Richard Traverso, who runs Adco Outdoor Advertising, is the successor in interest to four billboards along Highway 101 in San Mateo County. Permits had been awarded for the signs between the 1930s and 1972, but Caltrans canceled the permits during the mid-1970s. In November 1997, Traverso requested renewal of the one the permits, but Caltrans did not respond. He soon filed a lawsuit seeking to force Caltrans to renew all four permits, or to recover damages for inverse condemnation. (Traverso, in fact, filed about 20 lawsuits against Caltrans at the end of 1997 over old billboard permits.)
San Mateo County Superior Court Judge Rosemary Pfeiffer dismissed this lawsuit, and the First District, Division Four, upheld that decision.

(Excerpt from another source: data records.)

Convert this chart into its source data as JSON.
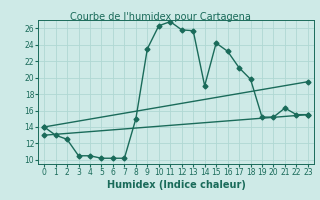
{
  "title": "Courbe de l'humidex pour Cartagena",
  "xlabel": "Humidex (Indice chaleur)",
  "bg_color": "#ceeae7",
  "line_color": "#1a6b5a",
  "grid_color": "#b0d8d3",
  "title_bg": "#ceeae7",
  "xlim": [
    -0.5,
    23.5
  ],
  "ylim": [
    9.5,
    27
  ],
  "xticks": [
    0,
    1,
    2,
    3,
    4,
    5,
    6,
    7,
    8,
    9,
    10,
    11,
    12,
    13,
    14,
    15,
    16,
    17,
    18,
    19,
    20,
    21,
    22,
    23
  ],
  "yticks": [
    10,
    12,
    14,
    16,
    18,
    20,
    22,
    24,
    26
  ],
  "line1_x": [
    0,
    1,
    2,
    3,
    4,
    5,
    6,
    7,
    8,
    9,
    10,
    11,
    12,
    13,
    14,
    15,
    16,
    17,
    18,
    19,
    20,
    21,
    22,
    23
  ],
  "line1_y": [
    14.0,
    13.0,
    12.5,
    10.5,
    10.5,
    10.2,
    10.2,
    10.2,
    15.0,
    23.5,
    26.3,
    26.8,
    25.8,
    25.7,
    19.0,
    24.2,
    23.2,
    21.2,
    19.8,
    15.2,
    15.2,
    16.3,
    15.5,
    15.5
  ],
  "line2_x": [
    0,
    23
  ],
  "line2_y": [
    14.0,
    19.5
  ],
  "line3_x": [
    0,
    23
  ],
  "line3_y": [
    13.0,
    15.5
  ],
  "marker": "D",
  "markersize": 2.5,
  "linewidth": 1.0,
  "title_fontsize": 7,
  "axis_fontsize": 7,
  "tick_fontsize": 5.5
}
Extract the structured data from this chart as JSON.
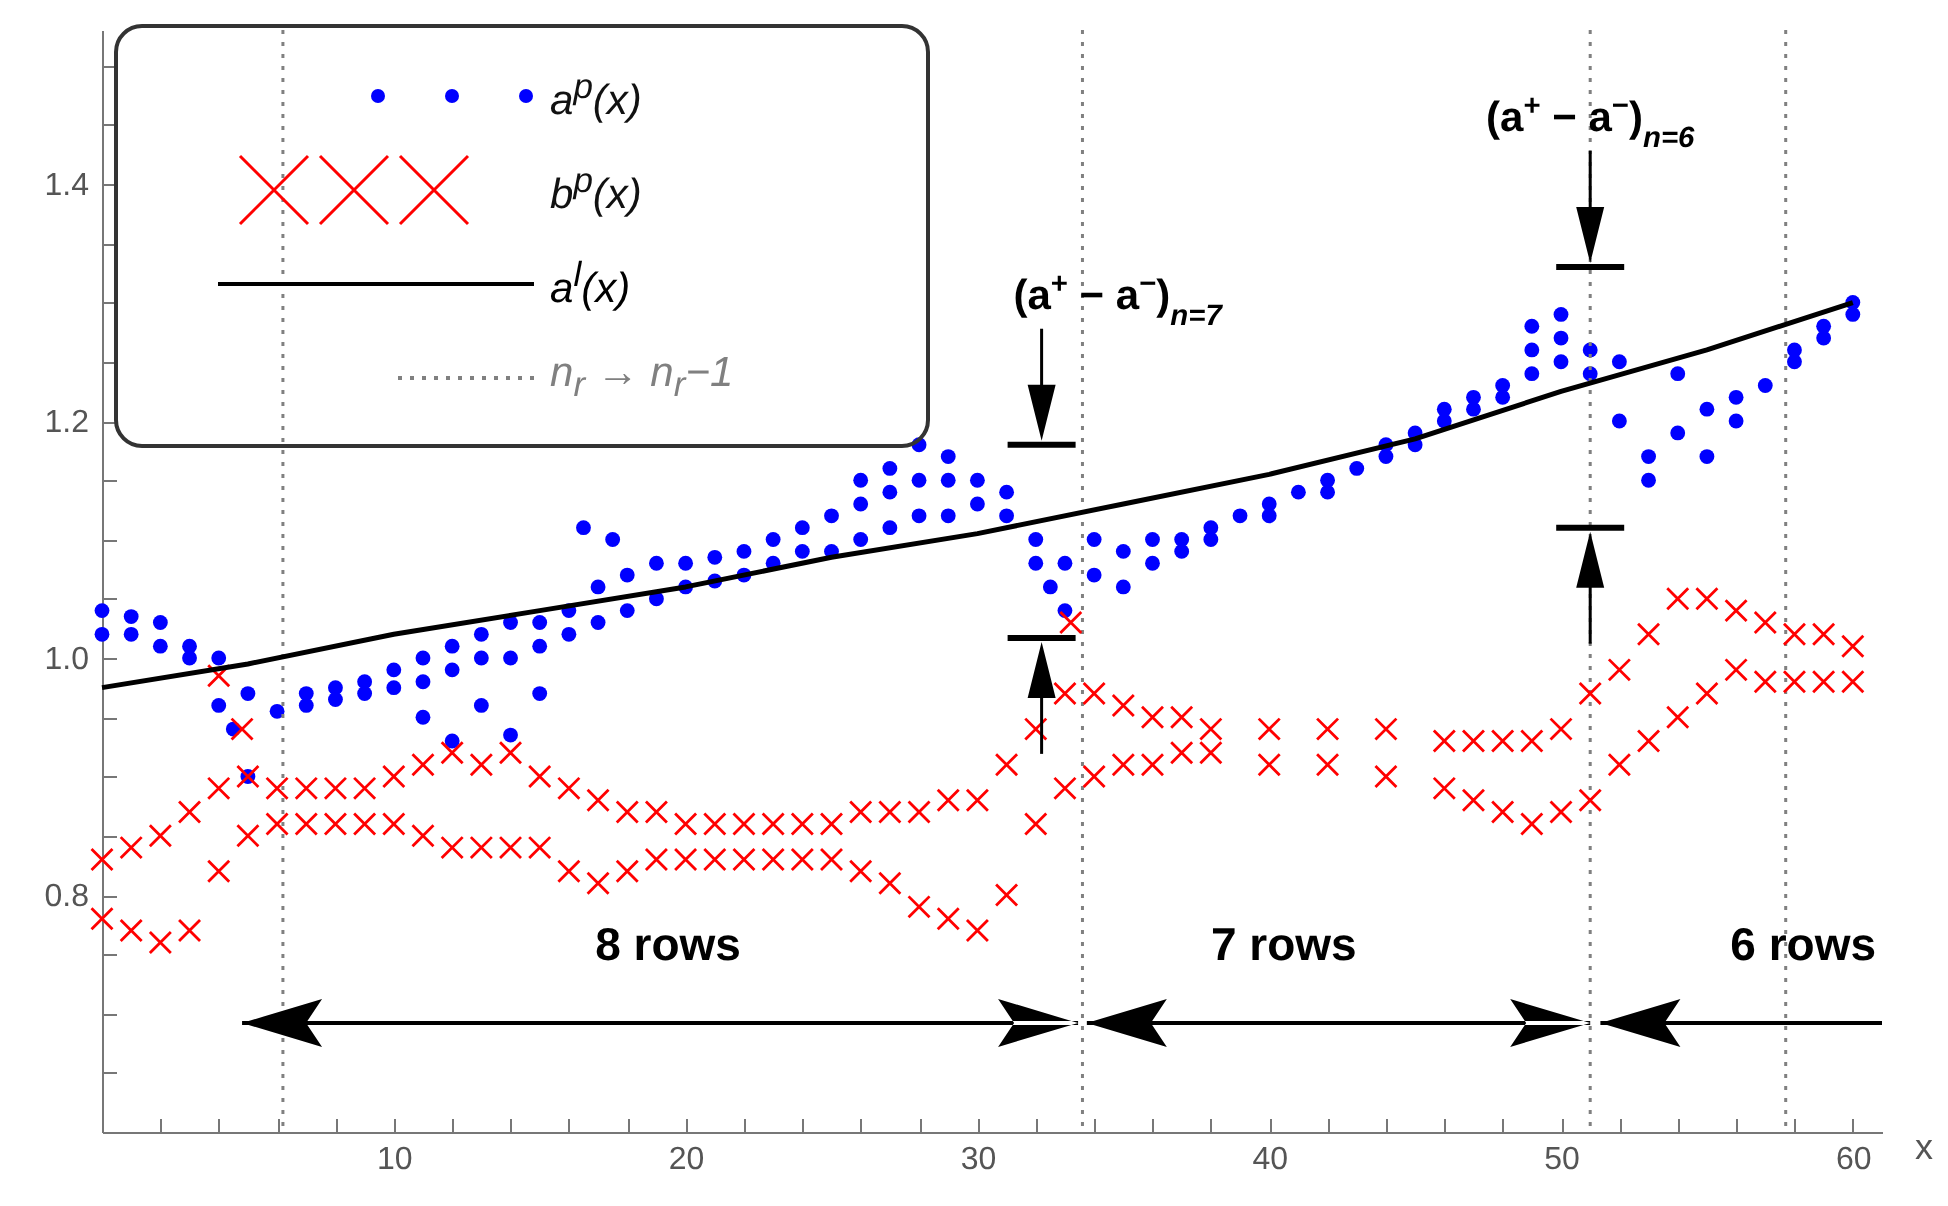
{
  "chart_data": {
    "type": "scatter",
    "xlabel": "x",
    "xlim": [
      0,
      61
    ],
    "ylim": [
      0.6,
      1.53
    ],
    "xticks": [
      {
        "value": 0,
        "label": null
      },
      {
        "value": 2,
        "label": null
      },
      {
        "value": 4,
        "label": null
      },
      {
        "value": 6,
        "label": null
      },
      {
        "value": 8,
        "label": null
      },
      10,
      {
        "value": 12,
        "label": null
      },
      {
        "value": 14,
        "label": null
      },
      {
        "value": 16,
        "label": null
      },
      {
        "value": 18,
        "label": null
      },
      20,
      {
        "value": 22,
        "label": null
      },
      {
        "value": 24,
        "label": null
      },
      {
        "value": 26,
        "label": null
      },
      {
        "value": 28,
        "label": null
      },
      30,
      {
        "value": 32,
        "label": null
      },
      {
        "value": 34,
        "label": null
      },
      {
        "value": 36,
        "label": null
      },
      {
        "value": 38,
        "label": null
      },
      40,
      {
        "value": 42,
        "label": null
      },
      {
        "value": 44,
        "label": null
      },
      {
        "value": 46,
        "label": null
      },
      {
        "value": 48,
        "label": null
      },
      50,
      {
        "value": 52,
        "label": null
      },
      {
        "value": 54,
        "label": null
      },
      {
        "value": 56,
        "label": null
      },
      {
        "value": 58,
        "label": null
      },
      60
    ],
    "yticks": [
      {
        "value": 0.65,
        "label": null
      },
      {
        "value": 0.7,
        "label": null
      },
      {
        "value": 0.75,
        "label": null
      },
      0.8,
      {
        "value": 0.85,
        "label": null
      },
      {
        "value": 0.9,
        "label": null
      },
      {
        "value": 0.95,
        "label": null
      },
      {
        "value": 1,
        "label": "1.0"
      },
      {
        "value": 1.05,
        "label": null
      },
      {
        "value": 1.1,
        "label": null
      },
      {
        "value": 1.15,
        "label": null
      },
      1.2,
      {
        "value": 1.25,
        "label": null
      },
      {
        "value": 1.3,
        "label": null
      },
      {
        "value": 1.35,
        "label": null
      },
      1.4,
      {
        "value": 1.45,
        "label": null
      },
      {
        "value": 1.5,
        "label": null
      }
    ],
    "legend": "top left",
    "series": [
      {
        "name": "a$^{p}$(x)",
        "color": "#0000ff",
        "marker": "circle",
        "x": [
          0,
          0,
          1,
          1,
          2,
          2,
          3,
          3,
          4,
          4,
          4.5,
          5,
          5,
          6,
          7,
          7,
          8,
          8,
          9,
          9,
          10,
          10,
          11,
          11,
          11,
          12,
          12,
          12,
          13,
          13,
          13,
          14,
          14,
          14,
          15,
          15,
          15,
          16,
          16,
          16.5,
          17,
          17,
          17.5,
          18,
          18,
          19,
          19,
          20,
          20,
          21,
          21,
          22,
          22,
          23,
          23,
          24,
          24,
          25,
          25,
          26,
          26,
          26,
          27,
          27,
          27,
          28,
          28,
          28,
          29,
          29,
          29,
          30,
          30,
          31,
          31,
          32,
          32,
          32.5,
          33,
          33,
          34,
          34,
          35,
          35,
          36,
          36,
          37,
          37,
          38,
          38,
          39,
          40,
          40,
          41,
          42,
          42,
          43,
          44,
          44,
          45,
          45,
          46,
          46,
          47,
          47,
          48,
          48,
          49,
          49,
          49,
          50,
          50,
          50,
          51,
          51,
          52,
          52,
          53,
          53,
          54,
          54,
          55,
          55,
          56,
          56,
          57,
          58,
          58,
          59,
          59,
          60,
          60
        ],
        "values": [
          1.04,
          1.02,
          1.035,
          1.02,
          1.03,
          1.01,
          1.01,
          1.0,
          1.0,
          0.96,
          0.94,
          0.97,
          0.9,
          0.955,
          0.96,
          0.97,
          0.965,
          0.975,
          0.97,
          0.98,
          0.975,
          0.99,
          0.98,
          1.0,
          0.95,
          0.99,
          1.01,
          0.93,
          1.0,
          1.02,
          0.96,
          1.0,
          1.03,
          0.935,
          1.01,
          1.03,
          0.97,
          1.02,
          1.04,
          1.11,
          1.03,
          1.06,
          1.1,
          1.04,
          1.07,
          1.05,
          1.08,
          1.06,
          1.08,
          1.065,
          1.085,
          1.07,
          1.09,
          1.08,
          1.1,
          1.09,
          1.11,
          1.09,
          1.12,
          1.1,
          1.13,
          1.15,
          1.11,
          1.14,
          1.16,
          1.12,
          1.15,
          1.18,
          1.12,
          1.15,
          1.17,
          1.13,
          1.15,
          1.12,
          1.14,
          1.1,
          1.08,
          1.06,
          1.08,
          1.04,
          1.1,
          1.07,
          1.09,
          1.06,
          1.1,
          1.08,
          1.1,
          1.09,
          1.11,
          1.1,
          1.12,
          1.13,
          1.12,
          1.14,
          1.15,
          1.14,
          1.16,
          1.17,
          1.18,
          1.19,
          1.18,
          1.2,
          1.21,
          1.22,
          1.21,
          1.23,
          1.22,
          1.24,
          1.26,
          1.28,
          1.25,
          1.27,
          1.29,
          1.26,
          1.24,
          1.2,
          1.25,
          1.17,
          1.15,
          1.19,
          1.24,
          1.21,
          1.17,
          1.22,
          1.2,
          1.23,
          1.25,
          1.26,
          1.27,
          1.28,
          1.29,
          1.3
        ]
      },
      {
        "name": "b$^{p}$(x)",
        "color": "#ff0000",
        "marker": "cross",
        "x": [
          0,
          0,
          1,
          1,
          2,
          2,
          3,
          3,
          4,
          4,
          5,
          5,
          6,
          6,
          7,
          7,
          8,
          8,
          9,
          9,
          10,
          10,
          11,
          11,
          12,
          12,
          13,
          13,
          14,
          14,
          15,
          15,
          16,
          16,
          17,
          17,
          18,
          18,
          19,
          19,
          20,
          20,
          21,
          21,
          22,
          22,
          23,
          23,
          24,
          24,
          25,
          25,
          26,
          26,
          27,
          27,
          28,
          28,
          29,
          29,
          30,
          30,
          31,
          31,
          32,
          32,
          33,
          33,
          34,
          34,
          35,
          35,
          36,
          36,
          37,
          37,
          38,
          38,
          40,
          40,
          42,
          42,
          44,
          44,
          46,
          46,
          47,
          47,
          48,
          48,
          49,
          49,
          50,
          50,
          51,
          51,
          52,
          52,
          53,
          53,
          54,
          54,
          55,
          55,
          56,
          56,
          57,
          57,
          58,
          58,
          59,
          59,
          60,
          60,
          4,
          4.8,
          33.2
        ],
        "values": [
          0.78,
          0.83,
          0.77,
          0.84,
          0.76,
          0.85,
          0.77,
          0.87,
          0.82,
          0.89,
          0.85,
          0.9,
          0.86,
          0.89,
          0.86,
          0.89,
          0.86,
          0.89,
          0.86,
          0.89,
          0.86,
          0.9,
          0.85,
          0.91,
          0.84,
          0.92,
          0.84,
          0.91,
          0.84,
          0.92,
          0.84,
          0.9,
          0.82,
          0.89,
          0.81,
          0.88,
          0.82,
          0.87,
          0.83,
          0.87,
          0.83,
          0.86,
          0.83,
          0.86,
          0.83,
          0.86,
          0.83,
          0.86,
          0.83,
          0.86,
          0.83,
          0.86,
          0.82,
          0.87,
          0.81,
          0.87,
          0.79,
          0.87,
          0.78,
          0.88,
          0.77,
          0.88,
          0.8,
          0.91,
          0.86,
          0.94,
          0.89,
          0.97,
          0.9,
          0.97,
          0.91,
          0.96,
          0.91,
          0.95,
          0.92,
          0.95,
          0.92,
          0.94,
          0.91,
          0.94,
          0.91,
          0.94,
          0.9,
          0.94,
          0.89,
          0.93,
          0.88,
          0.93,
          0.87,
          0.93,
          0.86,
          0.93,
          0.87,
          0.94,
          0.88,
          0.97,
          0.91,
          0.99,
          0.93,
          1.02,
          0.95,
          1.05,
          0.97,
          1.05,
          0.99,
          1.04,
          0.98,
          1.03,
          0.98,
          1.02,
          0.98,
          1.02,
          0.98,
          1.01,
          0.985,
          0.94,
          1.03
        ]
      },
      {
        "name": "a$^{l}$(x)",
        "type": "line",
        "color": "#000000",
        "marker": "none",
        "x": [
          0,
          5,
          10,
          15,
          20,
          25,
          30,
          35,
          40,
          45,
          50,
          55,
          60
        ],
        "values": [
          0.975,
          0.995,
          1.02,
          1.04,
          1.06,
          1.085,
          1.105,
          1.13,
          1.155,
          1.185,
          1.225,
          1.26,
          1.3
        ]
      }
    ],
    "ref_lines": [
      {
        "axis": "x",
        "value": 6.2,
        "label": "n$_{r}$ → n$_{r}$−1",
        "color": "#808080",
        "line_style": "dotted"
      },
      {
        "axis": "x",
        "value": 33.6,
        "label": null,
        "color": "#808080",
        "line_style": "dotted"
      },
      {
        "axis": "x",
        "value": 51,
        "label": null,
        "color": "#808080",
        "line_style": "dotted"
      },
      {
        "axis": "x",
        "value": 57.7,
        "label": null,
        "color": "#808080",
        "line_style": "dotted"
      }
    ],
    "annotations": [
      "8 rows",
      "7 rows",
      "6 rows",
      "(a$^{+}$ − a$^{−}$)$_{n=7}$",
      {
        "text": "(a$^{+}$ − a$^{−}$)$_{n=6}$",
        "x": 51,
        "y": 1.33
      }
    ]
  }
}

At issue was the statute of limitations to challenge Caltrans decisions from the 1970s, the court held. Traverso argued that he was suing only over Caltrans' refusal to renew the permits in 1997, and that he was not seeking damages extending back to the earlier permit revocations. But the appellate court did not buy this argument.
"No matter how Traverso tries to slice it, however, this case involves setting aside permit revocations that occurred over 25 years ago," Justice Laurence Kay wrote for the unanimous three-judge panel. "[W]hile Traverso attempts to frame the issue in terms of Caltrans's alleged duty to renew or reissue the permits in 1997, he must overturn the original permit revocations."
Traverso argued that because the permits were canceled without due process, the revocation never actually occurred. At worst, he argued, the permits have expired but are still renewable. Again, the court said no.
Even if Traverso's predecessors in interest were wronged by the Caltrans action, the time to contest the decision was within three to five years, depending upon the claim, the court held. The people who owned the billboards prior to Traverso could have raised the due process claims at the proper time, the court held.
"The permits were revoked as a matter of fact as alleged in the complaint, and they were revoked as a matter of law when the time for contesting the revocations passed," Kay wrote.
There is no basis, the court continued, for Traverso's alternative argument that the permits expired and he has a right to have them reinstated. "If that were the rule, then there would be no statute of limitations for wrongful takings," Kay wrote.
The only way to get past the statute of limitations is if the agency went well beyond its fundamental jurisdiction, the court held. In this case, "Caltrans unquestionably has the power to revoke billboard permits," the court ruled.
Richard Traverso v. Department of Transportation, No. A087456, 01 C.D.O.S. 2278, filed March 20, 2001.